Based on the processes in a yeast cell, the research consortium used a computer model to calculate the best strategy – with or without oxygen – for cells to grow as fast as possible. The researchers mapped every chemical reaction involved in cellular growth, including all the reactions required to build every aspect of the cell’s machinery – its proteins and mitochondria – approximately sixteen thousand reactions in total. The results were recently published in the journal Nature Communications.
Muscle cells use oxygen to convert sugars into CO2, water and energy. This is known as respiration: we inhale oxygen, we exhale carbon dioxide and our muscles and brains use the energy released in the process.
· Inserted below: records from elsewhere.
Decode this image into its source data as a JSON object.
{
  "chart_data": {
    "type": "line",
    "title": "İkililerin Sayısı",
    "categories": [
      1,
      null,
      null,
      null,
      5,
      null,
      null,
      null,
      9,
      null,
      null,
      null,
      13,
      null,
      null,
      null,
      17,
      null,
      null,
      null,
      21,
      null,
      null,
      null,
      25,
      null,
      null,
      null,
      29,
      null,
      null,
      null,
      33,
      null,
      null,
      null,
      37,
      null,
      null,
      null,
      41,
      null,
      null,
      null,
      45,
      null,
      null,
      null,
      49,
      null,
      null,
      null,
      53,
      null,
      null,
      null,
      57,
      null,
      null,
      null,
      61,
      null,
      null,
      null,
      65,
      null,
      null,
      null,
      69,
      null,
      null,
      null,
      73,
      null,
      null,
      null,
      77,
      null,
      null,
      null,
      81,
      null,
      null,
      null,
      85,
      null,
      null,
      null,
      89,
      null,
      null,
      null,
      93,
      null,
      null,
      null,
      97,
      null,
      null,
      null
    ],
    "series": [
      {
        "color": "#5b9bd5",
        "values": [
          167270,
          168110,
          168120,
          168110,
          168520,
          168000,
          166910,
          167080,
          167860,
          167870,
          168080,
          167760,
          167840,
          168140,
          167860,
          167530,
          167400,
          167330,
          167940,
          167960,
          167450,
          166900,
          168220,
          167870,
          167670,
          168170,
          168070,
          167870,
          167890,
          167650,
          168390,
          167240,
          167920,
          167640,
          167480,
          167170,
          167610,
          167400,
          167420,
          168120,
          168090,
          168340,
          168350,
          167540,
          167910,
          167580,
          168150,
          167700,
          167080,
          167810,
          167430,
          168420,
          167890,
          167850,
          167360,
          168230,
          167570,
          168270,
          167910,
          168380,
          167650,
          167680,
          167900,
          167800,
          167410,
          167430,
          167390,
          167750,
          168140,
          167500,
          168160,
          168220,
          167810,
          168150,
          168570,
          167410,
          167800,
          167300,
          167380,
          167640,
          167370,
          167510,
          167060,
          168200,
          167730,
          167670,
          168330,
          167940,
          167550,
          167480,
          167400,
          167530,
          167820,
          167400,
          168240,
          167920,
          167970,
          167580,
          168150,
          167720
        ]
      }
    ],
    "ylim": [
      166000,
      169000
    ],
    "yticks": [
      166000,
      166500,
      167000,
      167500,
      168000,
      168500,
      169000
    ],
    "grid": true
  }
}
However, these cells switch to the production of lactic acid when oxygen is in short supply. This process is called fermentation.
However, cancer cells (and many rapidly dividing cells such as epithelial cells) switch to lactic acid production even when there is no deficiency of oxygen. This is called the Warburg effect. A similar phenomenon occurs with baker’s yeast used to make beer, wine and bread. If yeast grows slowly, in the presence of oxygen, it burns sugar very efficiently to produce CO2, but if it grows rapidly, yeast switches its strategy and produces alcohol and CO2. The latter process yields much less energy for the cells. Thus, the major fundamental question is: why do these cells switch to fermentation if it provides much less energy?
Benefits and costs
With the aid of a computer model, the researchers calculated which of the two strategies is best for achieving the fastest possible growth. They reached the conclusion that the reason why cells switch to fermentation is closely related to the benefits and costs: respiration may provide more energy, but the machinery required for this, such as the mitochondria in the cells, also consumes a great deal of energy. Fermentation, on the other hand, requires only two enzymes. And rapid growth provides an evolutionary advantage.
Low-cost energy generation
Calculations reveal that when the growth rate is low as a result of low sugar levels, the energy benefits dominate: the cells are forced to operate economically and so the sugar is burned completely. However, as the cells grow more rapidly, the cost of machinery becomes progressively more significant because, in addition to an energy generator, they need a larger number of ‘machines’ to produce the building blocks of the cell at speed. For this reason, cells then switch to a ‘lower-cost’ way of generating energy.
Better understanding of Warburg effect
The model and the insights can be applied to improve the exploitation of yeast cells for biotechnological applications, such as the production of biofuels or chemicals. Furthermore, the researchers hope that the results will contribute to a better understanding of why the Warburg effect occurs in cancer cells.